As well as prompting habit formation, building educational resources into routine care by supporting real-time decision-making and providing point-of-care prompts for best practice can enhance professional development [102]. Such education strategies have a more significant impact when derived from influential opinion leaders [70, 98]. Developing strategies informed by likely barriers and facilitators of behavioural change to translate research findings into clinical practice can further enhance effectiveness [121, 122]. Digital approaches successfully support clinical decision-making and the delivery of preventative care [98, 102, 123, 124]. Delivery via the internet supports several behavioural domains identified in this study and is a simple way to deliver a scalable and cost-effective intervention [122, 125].
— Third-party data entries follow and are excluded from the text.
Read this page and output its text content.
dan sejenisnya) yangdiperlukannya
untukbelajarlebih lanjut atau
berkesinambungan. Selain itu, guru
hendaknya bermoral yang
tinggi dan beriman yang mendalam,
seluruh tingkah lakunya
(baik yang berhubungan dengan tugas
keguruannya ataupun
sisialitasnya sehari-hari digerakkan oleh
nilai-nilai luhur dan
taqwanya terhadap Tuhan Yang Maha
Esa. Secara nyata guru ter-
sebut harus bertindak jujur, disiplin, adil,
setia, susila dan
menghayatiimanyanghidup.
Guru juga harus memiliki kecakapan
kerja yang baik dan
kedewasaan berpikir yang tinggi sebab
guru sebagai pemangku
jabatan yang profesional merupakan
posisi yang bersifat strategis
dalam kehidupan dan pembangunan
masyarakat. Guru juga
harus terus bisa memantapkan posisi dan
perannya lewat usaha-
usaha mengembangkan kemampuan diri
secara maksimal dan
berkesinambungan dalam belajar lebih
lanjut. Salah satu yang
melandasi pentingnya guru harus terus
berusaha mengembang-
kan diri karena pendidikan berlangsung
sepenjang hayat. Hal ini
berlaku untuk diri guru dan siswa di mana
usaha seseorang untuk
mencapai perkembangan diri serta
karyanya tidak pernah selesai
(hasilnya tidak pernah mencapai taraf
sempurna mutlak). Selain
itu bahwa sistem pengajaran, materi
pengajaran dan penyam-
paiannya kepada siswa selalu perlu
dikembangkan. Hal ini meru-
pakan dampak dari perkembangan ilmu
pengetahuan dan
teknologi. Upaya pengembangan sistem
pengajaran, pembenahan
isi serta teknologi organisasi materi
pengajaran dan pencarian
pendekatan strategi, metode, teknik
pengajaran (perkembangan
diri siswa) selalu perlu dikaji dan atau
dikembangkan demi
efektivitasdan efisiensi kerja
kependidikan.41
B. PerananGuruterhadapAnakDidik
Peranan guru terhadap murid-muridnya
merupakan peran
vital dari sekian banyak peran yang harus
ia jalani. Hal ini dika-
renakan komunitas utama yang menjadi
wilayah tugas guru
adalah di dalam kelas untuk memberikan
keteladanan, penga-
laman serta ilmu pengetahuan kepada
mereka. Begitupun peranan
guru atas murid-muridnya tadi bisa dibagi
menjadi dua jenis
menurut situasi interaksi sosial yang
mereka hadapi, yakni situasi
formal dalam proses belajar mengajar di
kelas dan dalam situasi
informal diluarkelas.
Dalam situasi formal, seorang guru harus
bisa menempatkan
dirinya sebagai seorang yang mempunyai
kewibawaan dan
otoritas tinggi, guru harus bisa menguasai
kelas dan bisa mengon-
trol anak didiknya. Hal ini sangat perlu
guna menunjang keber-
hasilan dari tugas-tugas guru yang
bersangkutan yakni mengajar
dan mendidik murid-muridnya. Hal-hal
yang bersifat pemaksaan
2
Future research may include understanding how to leverage the influence of patients on healthcare professional behaviour and improve habituation within complex communication skills. Greater understanding is required of how healthcare systems and the professionals within them can best balance the fundamental medical requirements of long-term condition management with individualised and person-centred behavioural change support. Designing interventions with evaluation in mind is critical to help understand the optimal approach to increasing the frequency and quality of conversations on physical activity across clinical practice. To this end, the findings of this study have informed the development of a hybrid online resource combining educational material with conversational guidance coded with BCTs to support evaluation [44, 59]. We encourage independent evaluation of the resources at www.movingmedicine.ac.uk and call upon researchers to focus on improving our understanding of what works to improve conversations on physical activity across clinical practice.

Conclusion

We have iteratively developed a framework using the BCW to improve healthcare professionals’ capability, opportunity and motivation to have person-centred conversations on physical activity. The framework is grounded in the priorities of busy healthcare professionals addressing a range of barriers, including time, knowledge, skills and system support. At the heart of a successful intervention lies the principles of person-centred care and an approach that may be unfamiliar to healthcare professionals trained in a didactic consultation style. Resources need to be time-sensitive and role-specific, whilst educational resources aimed at healthcare professionals and patients will have mutual benefit, should fit into existing care pathways and support professional development. A trusted information source with single-point access via the internet will improve accessibility and provide an acceptable delivery mechanism for a wide range of resources. All healthcare team members have a role in delivering constructive physical activity support.

Building practical resources based on this framework will improve efficacy, integrate the principles of behaviour change and provide a platform to inform future research and develop clinical physical activity services. Therefore, we encourage open evaluation of resources built using this framework to help improve understanding and implementation of what works.